Itu analogi memang tak terlalu relevan, tapi sudah cukup saya pikir untuk menjelaskan duduk perkara bahwa manusia banyak yang lupa dengan identitas sebenarnya. Barangkali, secara teori keilmuan kita sering mendengar hal ini, tetapi kita tidak pernah mengalami realitanya. Mungkin itulah kenapa saya perhatikan kok ya penjabaran tentang ini jarang disentuh oleh ilmuwan islam, seolah-olah ada dikotomi antara hal seperti ini (batiniyah) dengan konsep ilmu di dalam islam yang terlalu didominasi hal lahiriah. Saya baru sadar dikotomi semacam ini tak elok, setelah saya baca tulisan Naquib Al Attas itu tadi.

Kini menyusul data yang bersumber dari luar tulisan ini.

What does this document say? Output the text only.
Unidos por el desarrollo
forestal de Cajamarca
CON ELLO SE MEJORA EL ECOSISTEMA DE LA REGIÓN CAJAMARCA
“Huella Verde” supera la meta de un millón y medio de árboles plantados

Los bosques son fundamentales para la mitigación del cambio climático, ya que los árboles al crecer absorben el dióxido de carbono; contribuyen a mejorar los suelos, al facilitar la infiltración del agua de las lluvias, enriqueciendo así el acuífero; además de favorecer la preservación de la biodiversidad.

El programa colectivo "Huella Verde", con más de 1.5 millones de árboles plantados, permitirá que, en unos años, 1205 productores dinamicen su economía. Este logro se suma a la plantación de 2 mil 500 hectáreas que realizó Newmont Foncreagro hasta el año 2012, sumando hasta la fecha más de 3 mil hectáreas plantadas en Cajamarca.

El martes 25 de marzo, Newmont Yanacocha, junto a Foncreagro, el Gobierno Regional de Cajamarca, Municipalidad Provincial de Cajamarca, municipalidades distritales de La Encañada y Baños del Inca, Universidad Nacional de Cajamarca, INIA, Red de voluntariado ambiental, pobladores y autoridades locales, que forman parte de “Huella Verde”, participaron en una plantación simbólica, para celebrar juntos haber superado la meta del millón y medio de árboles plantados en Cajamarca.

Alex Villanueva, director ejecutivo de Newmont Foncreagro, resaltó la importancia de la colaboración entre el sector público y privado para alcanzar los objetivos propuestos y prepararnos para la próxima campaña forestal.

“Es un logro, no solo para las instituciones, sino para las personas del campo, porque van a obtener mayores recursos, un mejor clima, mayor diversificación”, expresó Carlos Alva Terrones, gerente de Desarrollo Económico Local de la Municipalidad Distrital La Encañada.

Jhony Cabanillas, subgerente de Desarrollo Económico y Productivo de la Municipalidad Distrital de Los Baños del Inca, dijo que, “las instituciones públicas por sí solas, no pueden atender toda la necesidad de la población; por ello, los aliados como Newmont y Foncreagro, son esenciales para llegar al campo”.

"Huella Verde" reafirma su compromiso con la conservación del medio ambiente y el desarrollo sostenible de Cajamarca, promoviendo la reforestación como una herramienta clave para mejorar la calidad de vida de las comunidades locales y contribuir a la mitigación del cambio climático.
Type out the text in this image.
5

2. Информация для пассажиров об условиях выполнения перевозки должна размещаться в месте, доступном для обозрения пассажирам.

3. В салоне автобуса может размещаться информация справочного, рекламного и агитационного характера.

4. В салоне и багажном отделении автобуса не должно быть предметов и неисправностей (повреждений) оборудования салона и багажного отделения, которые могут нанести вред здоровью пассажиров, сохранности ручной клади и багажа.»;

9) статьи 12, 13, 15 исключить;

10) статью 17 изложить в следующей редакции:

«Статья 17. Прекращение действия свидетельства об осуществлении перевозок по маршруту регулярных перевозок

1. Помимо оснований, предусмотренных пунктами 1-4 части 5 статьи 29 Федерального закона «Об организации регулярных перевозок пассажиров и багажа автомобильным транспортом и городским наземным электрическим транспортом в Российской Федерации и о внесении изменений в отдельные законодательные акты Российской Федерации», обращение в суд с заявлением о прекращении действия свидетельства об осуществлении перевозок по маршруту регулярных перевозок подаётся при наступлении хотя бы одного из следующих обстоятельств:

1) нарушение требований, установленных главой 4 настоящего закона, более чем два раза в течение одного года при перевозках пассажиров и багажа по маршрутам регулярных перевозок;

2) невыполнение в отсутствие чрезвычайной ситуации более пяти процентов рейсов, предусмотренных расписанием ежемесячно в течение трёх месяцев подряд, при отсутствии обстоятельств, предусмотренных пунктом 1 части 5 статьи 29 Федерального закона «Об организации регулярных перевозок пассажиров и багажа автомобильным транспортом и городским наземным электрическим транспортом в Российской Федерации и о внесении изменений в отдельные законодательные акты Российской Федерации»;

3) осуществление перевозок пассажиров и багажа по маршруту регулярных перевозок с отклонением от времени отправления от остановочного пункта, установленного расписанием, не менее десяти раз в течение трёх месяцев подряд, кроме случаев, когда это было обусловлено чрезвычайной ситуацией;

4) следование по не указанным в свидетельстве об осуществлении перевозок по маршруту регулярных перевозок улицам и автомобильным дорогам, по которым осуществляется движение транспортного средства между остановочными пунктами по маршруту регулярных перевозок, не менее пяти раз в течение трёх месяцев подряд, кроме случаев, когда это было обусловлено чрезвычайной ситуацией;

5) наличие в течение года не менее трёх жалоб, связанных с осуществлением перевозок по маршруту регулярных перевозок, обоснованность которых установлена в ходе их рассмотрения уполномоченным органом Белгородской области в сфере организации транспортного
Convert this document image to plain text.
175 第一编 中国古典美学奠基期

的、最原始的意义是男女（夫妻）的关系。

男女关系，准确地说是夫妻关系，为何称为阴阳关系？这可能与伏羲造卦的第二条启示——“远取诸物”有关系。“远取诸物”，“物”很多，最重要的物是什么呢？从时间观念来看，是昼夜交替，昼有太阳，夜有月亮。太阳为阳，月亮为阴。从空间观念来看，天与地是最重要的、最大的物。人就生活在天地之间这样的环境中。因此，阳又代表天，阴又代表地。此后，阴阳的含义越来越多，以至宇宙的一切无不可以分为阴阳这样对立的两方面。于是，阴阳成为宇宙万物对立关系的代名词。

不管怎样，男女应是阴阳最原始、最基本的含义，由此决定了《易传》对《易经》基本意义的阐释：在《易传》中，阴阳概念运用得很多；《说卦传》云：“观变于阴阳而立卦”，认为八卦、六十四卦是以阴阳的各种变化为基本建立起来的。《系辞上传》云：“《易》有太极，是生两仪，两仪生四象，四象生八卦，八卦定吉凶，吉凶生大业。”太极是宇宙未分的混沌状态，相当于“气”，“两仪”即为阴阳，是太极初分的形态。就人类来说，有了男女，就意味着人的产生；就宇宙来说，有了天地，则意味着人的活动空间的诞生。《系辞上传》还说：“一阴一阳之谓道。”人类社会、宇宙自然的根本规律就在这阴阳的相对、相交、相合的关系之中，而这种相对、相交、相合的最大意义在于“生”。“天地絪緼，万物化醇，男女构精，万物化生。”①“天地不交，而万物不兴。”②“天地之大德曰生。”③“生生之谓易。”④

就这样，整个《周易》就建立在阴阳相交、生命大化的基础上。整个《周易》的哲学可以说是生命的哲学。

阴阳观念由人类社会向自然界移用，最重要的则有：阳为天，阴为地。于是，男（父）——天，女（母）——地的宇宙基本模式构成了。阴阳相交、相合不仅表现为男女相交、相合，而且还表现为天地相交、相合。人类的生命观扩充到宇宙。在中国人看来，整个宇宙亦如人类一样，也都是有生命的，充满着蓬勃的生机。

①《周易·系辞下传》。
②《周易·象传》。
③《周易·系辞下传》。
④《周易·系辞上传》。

Kembali ke substansi ruhani manusia tadi. Dalam beberapa kali pengalaman dan pembacaan, saya mengamati ternyata kajian “diri sejati” manusia ini lebih banyak lengket pada kajian mistis.

Hampir bertaburan di mana-mana kita lihat kajian mengenai “diri sejati” manusia selalu dikaitkan dengan hal mistis. Kembaran ghaib. Dan berbagai istilah mistis lainnya.

Padahal, kajian tentang substansi ruhani yang ada di dalam diri manusia itu dibahas kok dalam kajian yang lebih “ilmiah” para arifin, atau dalam bahasanya Imam Ghazali disebut “lathifah Ruhiyah Rabbaniyah” (Sesuatu yang halus, ruhani), atau menurut imam Ghazali sepadan dengan isilah aql dan sepadan pula dengan istilah qalb. Jadi kajian ini adalah ilmiah, dan sudah sering dibahas ilmuwan islam lampau terutama yang akrab dengan kajian tasawuf, dan mestinya juga kembali diakrabi kita dimasa sekarang. Agar hal ini tak lagi menjadi domain kajian mistik semata.

Ternyata, barulah saya mengerti bahwa pengertian tentang sejatinya diri manusia itulah yang membedakan antara approach barat dan approach islam dalam hal pemahaman mengenai “ilmu,” dan kaitannya dengan konteks “pembelajaran.”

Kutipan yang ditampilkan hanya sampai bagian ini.